Николай Генов Тишина, магия, музика: Бележки върху „Името на вятъра“
Nikolay Genov Silence, Magic, Music: Notes on “The Name of the Wind”

  • Summary

    The paper aims to analyse the dimensions of silence in “The Name of the Wind” in order to highlight the various roles that music plays in the examined work. The subversive strategies that the novel employs in regard to the genre expectations of fantasy literature are of particular interest. Deposition is seen as a conceptual move that draws on the dynamic between the magical, the scientific and the musical within the framework of the fictional world.   

    Keywords: silence, music, magic, Patrick Rothfuss


Регина Койчева From Versification to Phonetics in a Byzantine-Slavonic Context
Regina Koycheva From Versification to Phonetics in a Byzantine-Slavonic Context

  • Summary

    The aim of this research paper is to unravel some unknown sound features of the language of the disciples of St. Cyril and St. Methodius by analyzing the rhythmic structure of four Old Bulgarian canons in 12-syllable verses. Each of the verses in these works follows one of the variants of the dodecasyllable used in the three Byzantine iambic canons by St. John of Damascus, which are briefly presented in the article.

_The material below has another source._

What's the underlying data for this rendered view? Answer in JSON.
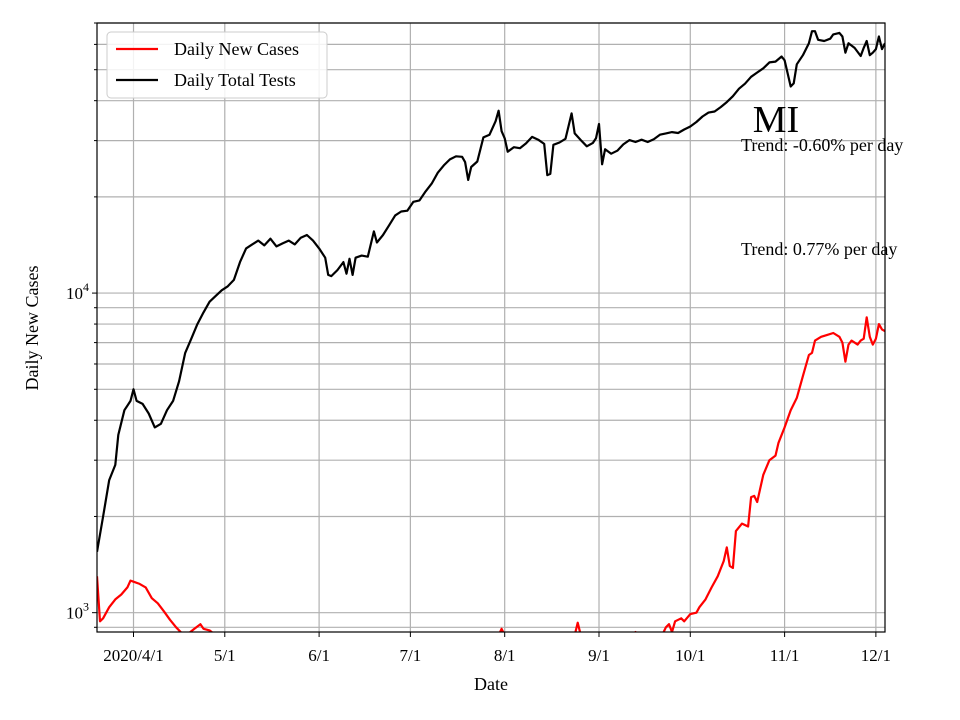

The restriction of the line to exactly 12 syllables makes it possible to clarify: a) whether the vocals ъ and ь (jers) in a weak position began to disappear as early as the 9th and the beginning of the 10th century; b) whether jers positioned before [j] were syllabic; and c) whether Old Bulgarian hymnographers used contracted endings of the adjectives.

    Keywords: hymnography, 12-syllable, verse, Old Bulgarian, phonetics, versification


Екатерина Тодорова The Magic of Words in Incantations Against “Nezhit”
Еkaterina Todorova The Magic of Words in Incantations Against “Nezhit”

  • Summary

    This study examines several incantations against the disease known as “nezhit”, focusing on the pronunciation of sacred words as a primary method of healing the sick. The connection between these incantations and prayers against this disease, found mainly in various medieval books of both liturgical and apocryphal nature, is also explored.